I was recently asked the following. What had I learned from past relationships, or about myself over the years, that has made me a better person to be in a relationship with?
It's a good question, isn't it?
After briefly dipping into my bucket of lessons, much as one might gently sort through shells collected on the shore, I chose two. I hastily dusted the sand off, but as I held them in my hand, I realized they were more like those pieces of green sea glass - pounded smooth but cloudy.
It was a face-to-face conversation, and I had not much time to ponder, so these were offered in haste.
One was this: I have learned to bite my tongue. That you cannot take anything back, and you cannot undo it. That sorry doesn't erase anything. So you should choose your words very carefully in anger and in hurt.
And the other, which just finally, finally sunk in, is that not everything is about me. I don't mean this as it might sound - that the relationship should revolve around me and my needs and my wants. But rather, sometimes things that I take personally have nothing to do with me.
For example, sometimes the other person's bad mood is just a bad mood that he wants to be left alone to deal with. I didn't cause it and I can't fix it. And sometimes, if someone backs away or rejects you, it's because of the place he's in - not that I'm an inadequate person.
That's the one it's taken me so damn long to get. Sometimes it's about what's going on with him, and not what's wrong with me. And you have to just let it go.
He asked how these lessons learned have been working out for me.
And I said honestly, I don't know yet. They're brand new. I'm just trying them out.
Truthfully, though, upon further reflection, I realized that the most important thing I've learned is this. You should never, ever take love for granted. And you should not be profligate with one drop of it.
Don't play the prove you love me game. Sometimes that's tempting, either because love has become hard to trust, or because you don't feel like you're worth it. But just don't. Don't toss a heart away to see how many times it will come back. Because at some point, the ebb tide will pull it out far enough, and you won't be able to retrieve it.
Even if you can't reciprocate, for whatever reason, you should treat the offerer nicely and with respect.
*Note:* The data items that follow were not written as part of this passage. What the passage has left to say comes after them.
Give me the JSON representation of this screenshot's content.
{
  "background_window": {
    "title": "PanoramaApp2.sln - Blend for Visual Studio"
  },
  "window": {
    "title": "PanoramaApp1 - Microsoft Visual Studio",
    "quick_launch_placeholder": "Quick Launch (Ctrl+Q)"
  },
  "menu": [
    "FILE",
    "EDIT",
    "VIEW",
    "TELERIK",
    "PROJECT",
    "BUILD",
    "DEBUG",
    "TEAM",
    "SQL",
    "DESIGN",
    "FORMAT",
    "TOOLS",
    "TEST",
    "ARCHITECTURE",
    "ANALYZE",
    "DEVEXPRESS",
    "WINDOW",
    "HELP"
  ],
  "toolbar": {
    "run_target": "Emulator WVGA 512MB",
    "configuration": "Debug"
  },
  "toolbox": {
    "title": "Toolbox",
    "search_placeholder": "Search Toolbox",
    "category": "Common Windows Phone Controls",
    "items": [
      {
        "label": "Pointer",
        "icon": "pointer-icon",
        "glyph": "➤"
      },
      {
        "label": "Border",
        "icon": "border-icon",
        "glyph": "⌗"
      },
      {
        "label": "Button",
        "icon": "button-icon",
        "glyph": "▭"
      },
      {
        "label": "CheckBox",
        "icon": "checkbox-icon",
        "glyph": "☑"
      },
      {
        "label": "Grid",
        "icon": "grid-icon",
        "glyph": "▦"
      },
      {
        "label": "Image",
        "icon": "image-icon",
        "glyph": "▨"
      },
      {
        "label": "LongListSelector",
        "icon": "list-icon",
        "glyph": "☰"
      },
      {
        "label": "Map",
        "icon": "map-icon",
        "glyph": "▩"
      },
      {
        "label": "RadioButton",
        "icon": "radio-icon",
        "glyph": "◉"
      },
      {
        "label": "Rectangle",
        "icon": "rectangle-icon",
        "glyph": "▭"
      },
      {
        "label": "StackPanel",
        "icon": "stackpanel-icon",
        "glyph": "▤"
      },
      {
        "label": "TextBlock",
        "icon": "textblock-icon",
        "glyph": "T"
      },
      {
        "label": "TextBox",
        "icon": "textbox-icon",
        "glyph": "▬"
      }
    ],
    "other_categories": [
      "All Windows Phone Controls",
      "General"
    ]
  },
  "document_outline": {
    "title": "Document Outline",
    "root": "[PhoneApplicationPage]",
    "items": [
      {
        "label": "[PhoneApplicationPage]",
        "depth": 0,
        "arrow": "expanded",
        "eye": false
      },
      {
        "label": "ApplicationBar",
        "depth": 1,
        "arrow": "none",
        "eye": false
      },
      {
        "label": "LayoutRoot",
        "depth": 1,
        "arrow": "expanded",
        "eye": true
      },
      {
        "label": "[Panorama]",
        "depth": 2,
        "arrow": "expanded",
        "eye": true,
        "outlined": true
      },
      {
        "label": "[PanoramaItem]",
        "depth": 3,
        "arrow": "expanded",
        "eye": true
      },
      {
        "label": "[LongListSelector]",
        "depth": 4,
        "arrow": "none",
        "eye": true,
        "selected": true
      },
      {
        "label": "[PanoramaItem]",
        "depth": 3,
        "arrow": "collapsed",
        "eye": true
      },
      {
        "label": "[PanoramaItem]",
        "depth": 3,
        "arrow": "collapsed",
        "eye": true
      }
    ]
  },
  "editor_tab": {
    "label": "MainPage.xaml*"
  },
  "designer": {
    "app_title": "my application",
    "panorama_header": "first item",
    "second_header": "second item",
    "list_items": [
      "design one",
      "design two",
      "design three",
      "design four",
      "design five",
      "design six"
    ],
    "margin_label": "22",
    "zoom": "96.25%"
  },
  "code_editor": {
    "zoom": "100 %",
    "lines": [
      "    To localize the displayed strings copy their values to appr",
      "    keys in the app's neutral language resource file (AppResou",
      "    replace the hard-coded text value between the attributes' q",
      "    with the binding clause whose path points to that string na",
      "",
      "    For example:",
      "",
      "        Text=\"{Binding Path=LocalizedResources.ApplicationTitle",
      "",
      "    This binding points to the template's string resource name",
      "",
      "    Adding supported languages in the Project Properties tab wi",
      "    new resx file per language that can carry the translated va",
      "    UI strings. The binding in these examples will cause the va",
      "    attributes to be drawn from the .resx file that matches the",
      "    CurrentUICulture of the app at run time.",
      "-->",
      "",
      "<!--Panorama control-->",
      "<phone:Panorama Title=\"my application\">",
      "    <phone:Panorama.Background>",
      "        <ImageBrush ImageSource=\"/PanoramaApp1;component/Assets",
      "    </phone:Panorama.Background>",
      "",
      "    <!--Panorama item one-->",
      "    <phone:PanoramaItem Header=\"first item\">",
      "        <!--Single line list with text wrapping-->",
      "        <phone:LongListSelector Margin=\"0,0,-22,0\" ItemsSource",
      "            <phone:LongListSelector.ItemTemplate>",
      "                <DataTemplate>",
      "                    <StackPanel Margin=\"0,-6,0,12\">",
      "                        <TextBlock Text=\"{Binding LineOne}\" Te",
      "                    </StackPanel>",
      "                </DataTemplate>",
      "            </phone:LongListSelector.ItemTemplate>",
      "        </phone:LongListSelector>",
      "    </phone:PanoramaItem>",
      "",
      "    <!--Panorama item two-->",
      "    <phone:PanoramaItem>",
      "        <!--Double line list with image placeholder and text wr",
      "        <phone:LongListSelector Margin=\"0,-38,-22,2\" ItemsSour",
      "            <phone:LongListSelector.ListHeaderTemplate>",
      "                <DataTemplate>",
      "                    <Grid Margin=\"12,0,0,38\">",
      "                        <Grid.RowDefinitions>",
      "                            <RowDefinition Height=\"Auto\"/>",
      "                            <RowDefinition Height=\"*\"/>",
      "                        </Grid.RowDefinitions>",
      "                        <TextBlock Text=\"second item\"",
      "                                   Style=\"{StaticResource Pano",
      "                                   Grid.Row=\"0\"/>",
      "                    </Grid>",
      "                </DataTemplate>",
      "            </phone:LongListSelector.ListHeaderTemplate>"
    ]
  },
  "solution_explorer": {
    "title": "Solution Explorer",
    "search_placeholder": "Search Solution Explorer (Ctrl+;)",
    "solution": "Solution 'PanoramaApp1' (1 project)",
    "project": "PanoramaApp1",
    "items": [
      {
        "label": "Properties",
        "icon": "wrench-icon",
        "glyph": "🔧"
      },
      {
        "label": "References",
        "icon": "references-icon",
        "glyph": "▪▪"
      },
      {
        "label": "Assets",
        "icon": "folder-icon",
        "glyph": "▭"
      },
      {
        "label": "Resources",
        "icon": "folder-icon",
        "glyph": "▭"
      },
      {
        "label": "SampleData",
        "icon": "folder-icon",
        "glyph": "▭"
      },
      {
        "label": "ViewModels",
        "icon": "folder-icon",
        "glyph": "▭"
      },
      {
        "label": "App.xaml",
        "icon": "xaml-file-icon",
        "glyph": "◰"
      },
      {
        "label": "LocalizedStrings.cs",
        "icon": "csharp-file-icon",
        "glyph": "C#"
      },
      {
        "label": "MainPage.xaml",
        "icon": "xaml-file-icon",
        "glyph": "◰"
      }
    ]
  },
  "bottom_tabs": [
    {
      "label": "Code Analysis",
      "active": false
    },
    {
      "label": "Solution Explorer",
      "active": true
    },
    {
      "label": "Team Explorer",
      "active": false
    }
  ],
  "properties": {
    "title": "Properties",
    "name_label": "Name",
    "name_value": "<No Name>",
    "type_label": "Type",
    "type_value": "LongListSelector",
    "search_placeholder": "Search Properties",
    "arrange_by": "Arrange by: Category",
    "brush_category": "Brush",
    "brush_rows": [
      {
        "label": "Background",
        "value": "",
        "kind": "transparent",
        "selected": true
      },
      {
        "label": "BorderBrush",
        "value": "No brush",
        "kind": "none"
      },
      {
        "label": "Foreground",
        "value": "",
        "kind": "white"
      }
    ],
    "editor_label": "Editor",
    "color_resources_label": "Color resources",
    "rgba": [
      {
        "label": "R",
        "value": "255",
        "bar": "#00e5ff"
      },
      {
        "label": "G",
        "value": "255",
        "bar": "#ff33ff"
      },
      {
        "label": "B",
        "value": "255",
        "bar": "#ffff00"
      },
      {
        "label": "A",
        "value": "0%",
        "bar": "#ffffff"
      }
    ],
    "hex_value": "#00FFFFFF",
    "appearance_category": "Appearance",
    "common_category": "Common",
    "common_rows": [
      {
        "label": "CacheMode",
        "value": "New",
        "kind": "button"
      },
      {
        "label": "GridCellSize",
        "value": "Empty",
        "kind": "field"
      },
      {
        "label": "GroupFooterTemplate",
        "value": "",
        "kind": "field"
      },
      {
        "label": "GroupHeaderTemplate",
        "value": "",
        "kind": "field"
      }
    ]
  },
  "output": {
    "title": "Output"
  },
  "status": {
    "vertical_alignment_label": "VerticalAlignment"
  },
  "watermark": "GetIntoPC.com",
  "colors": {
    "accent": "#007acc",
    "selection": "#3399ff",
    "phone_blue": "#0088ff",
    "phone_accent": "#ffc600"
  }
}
And if you're letting them go, you should allow them to slip gently into the waves, rather than leaving them beached or crushed or so tangled in seaweed or nets that the effort of untangling is tantamount to drowning.
This, I'd say, is the biggest thing I've learned. Be kind and be gentle with love, even if you do not want to keep it.
I've pushed and I've pulled. I've skimmed hearts like smooth grey rocks out into the distance, and I've had mine slammed with the swirly grinding sand into the bottom. I hope to avoid the latter, and I'm damn sure never going to do the former to anyone ever again.